Despite how funny it was, the performance was also surprisingly empowering. I was expecting merely to laugh. Maybe a lot. But left the theater also feeling a bit more confident in myself. My self-image. My choices. My community.
And lastly… I mean, c’mon; Having a charming, witty, VGL guy talk to you (not at you or for you) for nearly an hour clad in nothing but his underwear… how can that be a bad thing?- Louel Senores
And of course, there were some haters...
Alas, there is nothing new in this. And though the point is worth making, it is worth making better than is done in this one-note lament. Brooks is clearly intelligent and creative, but the show comes across as a draft for a short comic stint, or perhaps the outline for a series of character portraits that show the real depth of the pain caused by cutting so many out of our hearts.

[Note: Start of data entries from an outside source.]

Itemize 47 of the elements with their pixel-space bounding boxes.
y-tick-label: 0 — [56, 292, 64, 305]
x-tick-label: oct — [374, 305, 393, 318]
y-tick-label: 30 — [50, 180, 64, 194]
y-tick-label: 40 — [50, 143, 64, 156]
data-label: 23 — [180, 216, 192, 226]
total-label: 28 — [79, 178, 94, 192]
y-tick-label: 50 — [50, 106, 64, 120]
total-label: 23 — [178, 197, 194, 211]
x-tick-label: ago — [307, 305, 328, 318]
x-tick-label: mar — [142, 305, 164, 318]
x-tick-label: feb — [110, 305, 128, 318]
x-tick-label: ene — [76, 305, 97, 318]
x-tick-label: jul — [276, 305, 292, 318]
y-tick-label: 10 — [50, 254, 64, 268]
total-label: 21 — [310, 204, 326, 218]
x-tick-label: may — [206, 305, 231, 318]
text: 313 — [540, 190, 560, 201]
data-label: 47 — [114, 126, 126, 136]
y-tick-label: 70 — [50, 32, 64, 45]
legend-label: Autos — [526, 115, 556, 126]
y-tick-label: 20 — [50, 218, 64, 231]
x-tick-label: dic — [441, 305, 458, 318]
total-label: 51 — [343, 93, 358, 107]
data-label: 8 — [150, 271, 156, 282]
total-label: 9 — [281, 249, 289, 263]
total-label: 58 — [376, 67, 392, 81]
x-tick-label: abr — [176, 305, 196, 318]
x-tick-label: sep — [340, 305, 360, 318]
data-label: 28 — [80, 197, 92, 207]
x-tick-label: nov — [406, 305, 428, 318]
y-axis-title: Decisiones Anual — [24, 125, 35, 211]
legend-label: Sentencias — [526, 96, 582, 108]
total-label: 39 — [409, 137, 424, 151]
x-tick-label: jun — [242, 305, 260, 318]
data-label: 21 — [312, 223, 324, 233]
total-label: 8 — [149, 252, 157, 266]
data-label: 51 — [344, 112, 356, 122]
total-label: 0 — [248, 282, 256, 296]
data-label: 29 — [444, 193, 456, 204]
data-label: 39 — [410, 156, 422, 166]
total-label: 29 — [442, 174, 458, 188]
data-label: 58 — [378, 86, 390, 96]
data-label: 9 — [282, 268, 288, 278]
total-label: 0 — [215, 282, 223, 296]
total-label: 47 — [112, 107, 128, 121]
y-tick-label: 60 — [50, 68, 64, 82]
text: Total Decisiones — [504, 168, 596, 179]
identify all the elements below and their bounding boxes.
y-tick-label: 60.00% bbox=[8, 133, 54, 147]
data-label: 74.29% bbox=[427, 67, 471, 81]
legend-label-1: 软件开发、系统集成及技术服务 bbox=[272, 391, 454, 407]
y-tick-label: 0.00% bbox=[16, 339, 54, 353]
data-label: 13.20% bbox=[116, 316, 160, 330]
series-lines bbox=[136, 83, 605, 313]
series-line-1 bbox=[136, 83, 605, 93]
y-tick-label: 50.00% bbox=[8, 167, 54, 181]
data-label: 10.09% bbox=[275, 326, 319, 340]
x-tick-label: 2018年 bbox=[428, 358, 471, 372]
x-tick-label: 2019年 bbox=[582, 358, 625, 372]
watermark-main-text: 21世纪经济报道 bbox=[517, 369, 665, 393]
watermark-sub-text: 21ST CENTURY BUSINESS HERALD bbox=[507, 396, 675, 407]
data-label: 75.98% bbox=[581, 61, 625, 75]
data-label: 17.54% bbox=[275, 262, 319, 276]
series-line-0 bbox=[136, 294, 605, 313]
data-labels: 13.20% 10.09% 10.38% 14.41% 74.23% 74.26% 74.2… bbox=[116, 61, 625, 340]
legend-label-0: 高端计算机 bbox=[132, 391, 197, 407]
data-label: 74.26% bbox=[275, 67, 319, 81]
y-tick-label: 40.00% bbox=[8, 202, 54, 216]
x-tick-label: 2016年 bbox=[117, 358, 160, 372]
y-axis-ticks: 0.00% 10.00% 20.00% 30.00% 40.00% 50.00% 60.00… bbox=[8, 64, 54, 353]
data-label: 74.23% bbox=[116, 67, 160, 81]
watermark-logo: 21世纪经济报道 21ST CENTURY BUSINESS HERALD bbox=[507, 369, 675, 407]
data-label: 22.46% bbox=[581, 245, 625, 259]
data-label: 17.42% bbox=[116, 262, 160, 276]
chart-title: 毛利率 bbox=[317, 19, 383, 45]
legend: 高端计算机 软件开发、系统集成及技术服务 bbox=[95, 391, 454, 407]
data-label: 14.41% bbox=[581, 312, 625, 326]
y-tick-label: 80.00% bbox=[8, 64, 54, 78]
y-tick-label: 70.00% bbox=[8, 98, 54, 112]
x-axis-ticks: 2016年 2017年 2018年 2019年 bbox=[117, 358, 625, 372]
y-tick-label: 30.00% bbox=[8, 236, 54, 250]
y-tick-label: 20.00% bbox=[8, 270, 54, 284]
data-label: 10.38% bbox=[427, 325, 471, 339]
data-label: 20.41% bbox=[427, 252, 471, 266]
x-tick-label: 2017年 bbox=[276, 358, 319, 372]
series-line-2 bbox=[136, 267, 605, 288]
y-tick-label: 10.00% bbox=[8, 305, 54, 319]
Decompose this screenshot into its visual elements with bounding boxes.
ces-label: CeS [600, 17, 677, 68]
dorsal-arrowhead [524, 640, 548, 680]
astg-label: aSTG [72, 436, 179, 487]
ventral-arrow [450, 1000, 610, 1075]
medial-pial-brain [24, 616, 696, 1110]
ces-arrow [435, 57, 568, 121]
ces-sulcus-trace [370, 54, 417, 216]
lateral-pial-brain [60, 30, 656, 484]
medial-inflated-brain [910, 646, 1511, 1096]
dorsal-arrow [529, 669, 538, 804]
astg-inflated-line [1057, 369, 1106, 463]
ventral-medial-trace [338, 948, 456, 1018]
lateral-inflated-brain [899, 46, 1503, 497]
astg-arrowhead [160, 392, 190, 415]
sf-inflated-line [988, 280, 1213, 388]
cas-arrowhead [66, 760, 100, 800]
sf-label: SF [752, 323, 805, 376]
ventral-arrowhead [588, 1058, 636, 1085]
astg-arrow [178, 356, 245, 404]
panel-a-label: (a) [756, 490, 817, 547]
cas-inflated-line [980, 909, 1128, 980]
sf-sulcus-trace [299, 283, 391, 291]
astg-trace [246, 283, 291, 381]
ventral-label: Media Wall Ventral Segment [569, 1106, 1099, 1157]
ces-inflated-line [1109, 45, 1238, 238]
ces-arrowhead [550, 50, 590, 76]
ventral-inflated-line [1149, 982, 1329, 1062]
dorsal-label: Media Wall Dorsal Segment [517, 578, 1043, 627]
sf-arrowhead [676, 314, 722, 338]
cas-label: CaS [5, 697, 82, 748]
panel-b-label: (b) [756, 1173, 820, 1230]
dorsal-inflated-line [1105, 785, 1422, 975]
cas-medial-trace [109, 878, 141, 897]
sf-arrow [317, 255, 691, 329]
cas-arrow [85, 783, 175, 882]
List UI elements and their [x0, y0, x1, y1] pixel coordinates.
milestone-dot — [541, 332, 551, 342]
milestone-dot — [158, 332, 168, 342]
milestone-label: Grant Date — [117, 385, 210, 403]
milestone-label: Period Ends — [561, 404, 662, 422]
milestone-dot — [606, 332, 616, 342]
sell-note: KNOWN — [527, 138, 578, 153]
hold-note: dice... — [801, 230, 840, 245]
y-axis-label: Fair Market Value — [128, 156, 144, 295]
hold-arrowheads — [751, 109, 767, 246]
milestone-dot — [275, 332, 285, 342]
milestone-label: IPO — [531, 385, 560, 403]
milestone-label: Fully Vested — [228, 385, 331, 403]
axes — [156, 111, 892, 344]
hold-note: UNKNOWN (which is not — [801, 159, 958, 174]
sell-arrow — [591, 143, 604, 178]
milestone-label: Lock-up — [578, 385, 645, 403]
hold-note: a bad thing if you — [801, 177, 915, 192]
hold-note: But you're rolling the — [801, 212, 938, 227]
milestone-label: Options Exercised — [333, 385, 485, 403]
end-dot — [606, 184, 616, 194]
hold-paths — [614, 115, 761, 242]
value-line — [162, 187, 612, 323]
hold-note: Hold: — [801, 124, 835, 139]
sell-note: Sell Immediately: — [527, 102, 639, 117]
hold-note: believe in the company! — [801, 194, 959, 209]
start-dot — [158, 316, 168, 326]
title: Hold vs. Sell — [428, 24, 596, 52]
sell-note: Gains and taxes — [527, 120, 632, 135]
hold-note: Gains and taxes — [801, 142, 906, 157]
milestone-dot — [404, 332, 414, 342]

Instead, we are left with a slightly unsatisfying discourse nearly as shallow as the shallowness it concerns and barely audible at times past the first row. Let’s hope Brooks continues work on this project and polishes it into something more finished and worthy of a second date.- Roger Brigham, Edge San Francisco
Lucas dissects his corner of the gay community and his role in it, as dictated by the flaws and attributes of his own body, with the calculating, meticulous rigor of a scientist and the wit of a rapacious satirist. "If your asshole got dressed," a dating site questionnaire asks him, "what would it wear?" "Duct tape," he responds. Trouble is, Brooks wants to have it both ways, indulging his own snark but condemning it in others. He catalogues "homosexual habits" he hates, but he doesn't make himself likable enough for us to hate with him.- Lily Janiak, SF Weekly
Sure, I was disappointed with the negative reviews, especially because The Edge was the first review I've received and I was really looking forward to it, and because Lily was the name of the dog that I grew up with whom I adored more than anything, but the positive feedback greatly outweighs the negative. I may not have packed the houses, but I clearly moved and inspired those who attended, and the audience is more important than the critics. My work here is done. I can only hope that I may have more opportunity to affect this city in the same way, and to inspire others like this in other cities.
Thank you, San Francisco...for everything.